En effet, le Sénat précise toute une liste d’inquiétudes structurelles qui justifient la plus grande vigilance malgré un taux d’incidence exceptionnellement bas.
“Bien que Mayotte semble présenter une situation sanitaire sous contrôle, avec un taux d’incidence de seulement 4, 7 / 100 000 habitants, la dégradation de l’environnement régional et certaines fragilités du territoire nous amènent à faire preuve de vigilance et d’anticipation.

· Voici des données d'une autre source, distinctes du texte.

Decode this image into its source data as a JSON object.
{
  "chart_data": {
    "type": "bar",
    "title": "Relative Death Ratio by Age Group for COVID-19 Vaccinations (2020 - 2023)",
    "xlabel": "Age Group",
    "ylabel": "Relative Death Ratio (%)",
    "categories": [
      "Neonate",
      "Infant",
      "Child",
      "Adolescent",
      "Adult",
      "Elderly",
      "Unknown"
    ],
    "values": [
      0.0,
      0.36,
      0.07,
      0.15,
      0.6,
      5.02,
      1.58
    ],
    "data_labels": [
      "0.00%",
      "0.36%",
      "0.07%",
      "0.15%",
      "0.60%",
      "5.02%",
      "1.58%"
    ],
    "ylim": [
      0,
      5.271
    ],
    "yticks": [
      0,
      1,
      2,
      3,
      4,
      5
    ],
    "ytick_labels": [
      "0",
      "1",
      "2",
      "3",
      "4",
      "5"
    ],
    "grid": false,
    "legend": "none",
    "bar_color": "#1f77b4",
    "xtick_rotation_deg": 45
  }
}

Avec des capacités en réanimation limitées à 17 lits, un schéma vaccinal complet pour seulement 15 % des habitants, une densité de population parmi les plus fortes de la République française et des mouvements de population très importants dans un contexte de vacances scolaires, Mayotte présente des fragilités importantes qui pourraient contribuer à une reprise épidémique.
Ces fragilités sont d’autant plus fortes que l’environnement régional est inquiétant : reprise épidémique très forte en Afrique du Sud et situation particulièrement préoccupante à la Réunion (taux d’incidence à 262 et accroissement des hospitalisations). Pour exemple, au cours de cette période, chaque semaine, près de 2 000 Mahorais se rendent à la Réunion et près de 1 500 Mahorais retournent à Mayotte.”
“Il faut qu’on profite de cette faveur pour éviter la 4e vague”
“Le pass sanitaire et les autres mesures ne sont possibles que par la loi” indique le sénateur Thani Mohamed Soilihi qui décrit l’amendement ci dessus comme un “état d’urgence éventuel” qui peut être déclenché “sans avoir recours à la loi” si le gouvernement le juge nécessaire dans les semaines à venir. “Autant être prévenant au cas où Mayotte serait touchée”.
Or, les mesures décrétées “sont tellement exceptionnelles qu’elles relèvent de la loi, à Mayotte ça ne sert à rien d’imposer des mesures aussi drastiques”. De fait, l’état d’urgence sanitaire a été voté pour permettre justement les mesures exceptionnelles comme le pass sanitaire. En l’absence d’état d’urgence pour l’instant chez nous, il semble logique que le pass sanitaire et les autres mesures restrictives associées ne soient pas d’actualité à Mayotte. “S’il n’y avait pas eu cette dérogation, beaucoup se gens auraient râlé à juste titre, comme les restaurants”. Le sénateur invite toutefois à la prudence. “Il ne faut pas faire comme le camion qui fonce dans le mur en klaxonnant” prévient-t-il.
Si ces mesures venaient à être appliquées dans les semaines à venir, cinéma, spectacles et autres manzarakas pourraient en pâtir. Aucun centre commercial de Mayotte n’atteint en revanche les 20 000m² requis pour tomber sous le coup du pass sanitaire.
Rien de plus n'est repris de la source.